Missing Voices in the Upward Mobility Conversation
Small Businesses Are Caught Between Paying More for Products and Consumer Expectations

Santa Barbara County faces a stark reality: we have the second-highest poverty rate in California, with one in six adults and one in five children living in poverty. Nearly 60 percent of jobs in our county are “non-opportunity” positions with no clear path to a livable wage, including 94 percent of agricultural jobs, 89 percent of food service jobs, and 82 percent of health-care support positions. (See canva.com, pp 23, 35.) As a local small business owner, I was excited to hear ideas at January 24’s Upward Mobility Summit co-hosted at S.B. City College and Alan Hancock College.
The summit began with a powerful keynote from sociologist and author Matthew Desmond that resonated deeply with my observations as a local business owner. Desmond’s work highlights how the consolidation of economic power and systemic labor exploitation perpetuate poverty, explaining why seemingly straightforward solutions like minimum wage increases often fail to create lasting change when underlying power imbalances remain unaddressed.

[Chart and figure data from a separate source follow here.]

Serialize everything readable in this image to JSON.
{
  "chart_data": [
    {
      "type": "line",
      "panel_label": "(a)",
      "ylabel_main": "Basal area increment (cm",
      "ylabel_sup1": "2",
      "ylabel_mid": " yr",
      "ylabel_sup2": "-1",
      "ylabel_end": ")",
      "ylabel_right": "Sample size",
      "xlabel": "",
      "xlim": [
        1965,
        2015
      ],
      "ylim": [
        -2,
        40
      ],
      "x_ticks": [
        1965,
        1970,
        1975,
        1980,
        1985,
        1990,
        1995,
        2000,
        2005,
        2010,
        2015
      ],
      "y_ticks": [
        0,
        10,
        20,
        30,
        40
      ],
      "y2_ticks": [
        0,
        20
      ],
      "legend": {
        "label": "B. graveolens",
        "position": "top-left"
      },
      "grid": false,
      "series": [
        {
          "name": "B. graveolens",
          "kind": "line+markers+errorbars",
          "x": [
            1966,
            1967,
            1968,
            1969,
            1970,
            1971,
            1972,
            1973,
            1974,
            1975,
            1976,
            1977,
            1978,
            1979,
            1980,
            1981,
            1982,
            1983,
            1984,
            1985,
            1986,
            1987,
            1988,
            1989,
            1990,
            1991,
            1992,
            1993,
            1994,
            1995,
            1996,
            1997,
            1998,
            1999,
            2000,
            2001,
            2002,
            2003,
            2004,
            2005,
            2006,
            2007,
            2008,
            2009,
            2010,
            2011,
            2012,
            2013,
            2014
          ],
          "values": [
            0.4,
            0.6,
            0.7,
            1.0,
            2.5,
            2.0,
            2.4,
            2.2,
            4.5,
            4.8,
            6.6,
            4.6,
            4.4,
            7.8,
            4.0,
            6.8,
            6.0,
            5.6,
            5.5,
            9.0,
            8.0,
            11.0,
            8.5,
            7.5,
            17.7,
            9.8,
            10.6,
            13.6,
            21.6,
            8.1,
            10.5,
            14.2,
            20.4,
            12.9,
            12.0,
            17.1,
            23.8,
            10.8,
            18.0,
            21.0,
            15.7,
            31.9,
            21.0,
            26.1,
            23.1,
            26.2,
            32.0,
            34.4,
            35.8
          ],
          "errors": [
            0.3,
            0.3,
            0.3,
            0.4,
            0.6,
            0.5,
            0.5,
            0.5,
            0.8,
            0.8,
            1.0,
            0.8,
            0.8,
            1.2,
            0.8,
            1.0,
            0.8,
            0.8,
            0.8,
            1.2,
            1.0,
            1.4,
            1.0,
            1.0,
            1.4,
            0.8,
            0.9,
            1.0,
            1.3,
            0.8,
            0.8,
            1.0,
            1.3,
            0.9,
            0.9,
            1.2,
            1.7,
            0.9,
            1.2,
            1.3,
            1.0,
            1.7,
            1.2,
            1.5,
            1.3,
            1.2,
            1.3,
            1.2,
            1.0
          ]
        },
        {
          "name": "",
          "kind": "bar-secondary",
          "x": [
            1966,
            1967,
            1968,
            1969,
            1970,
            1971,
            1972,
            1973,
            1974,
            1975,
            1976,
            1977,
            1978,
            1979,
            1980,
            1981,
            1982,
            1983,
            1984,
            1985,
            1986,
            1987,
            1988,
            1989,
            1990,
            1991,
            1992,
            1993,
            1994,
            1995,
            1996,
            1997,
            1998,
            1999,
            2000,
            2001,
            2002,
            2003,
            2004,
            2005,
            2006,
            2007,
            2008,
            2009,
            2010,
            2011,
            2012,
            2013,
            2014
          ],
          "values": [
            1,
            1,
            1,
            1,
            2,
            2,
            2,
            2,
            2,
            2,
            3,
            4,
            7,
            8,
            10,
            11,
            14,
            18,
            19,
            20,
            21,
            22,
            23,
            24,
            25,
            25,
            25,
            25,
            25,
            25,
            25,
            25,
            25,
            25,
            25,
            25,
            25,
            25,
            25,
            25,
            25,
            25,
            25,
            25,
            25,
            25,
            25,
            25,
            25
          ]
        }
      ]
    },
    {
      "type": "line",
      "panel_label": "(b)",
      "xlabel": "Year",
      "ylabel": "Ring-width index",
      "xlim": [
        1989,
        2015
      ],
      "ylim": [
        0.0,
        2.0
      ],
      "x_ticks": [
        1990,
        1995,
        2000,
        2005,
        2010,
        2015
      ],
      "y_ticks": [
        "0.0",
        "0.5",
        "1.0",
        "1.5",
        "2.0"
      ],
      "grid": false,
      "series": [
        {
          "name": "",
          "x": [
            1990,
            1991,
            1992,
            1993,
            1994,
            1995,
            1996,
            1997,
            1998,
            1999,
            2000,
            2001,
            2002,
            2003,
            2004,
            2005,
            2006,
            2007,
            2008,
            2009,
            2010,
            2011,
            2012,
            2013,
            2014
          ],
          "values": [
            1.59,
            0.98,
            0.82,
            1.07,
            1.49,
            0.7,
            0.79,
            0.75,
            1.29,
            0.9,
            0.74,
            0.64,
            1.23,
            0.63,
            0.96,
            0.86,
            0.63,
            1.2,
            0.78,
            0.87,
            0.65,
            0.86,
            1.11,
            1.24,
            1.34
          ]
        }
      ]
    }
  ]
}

This concentration of power didn’t happen by accident. For decades, government has allowed consolidated economic interests to write rules that continually increase the advantage of the largest — not just over workers, but over small, independent businesses. Through policy decisions and regulatory changes, large corporations have gained unprecedented control over markets, while programs intended to help workers often end up primarily benefiting these same powerful interests. When undercompensated workers do achieve gains such as minimum wage increases, there is little to prevent the economically powerful from “extracting” those gains through opportunistic increases in costs of goods and services that workers need to fulfill their basic needs.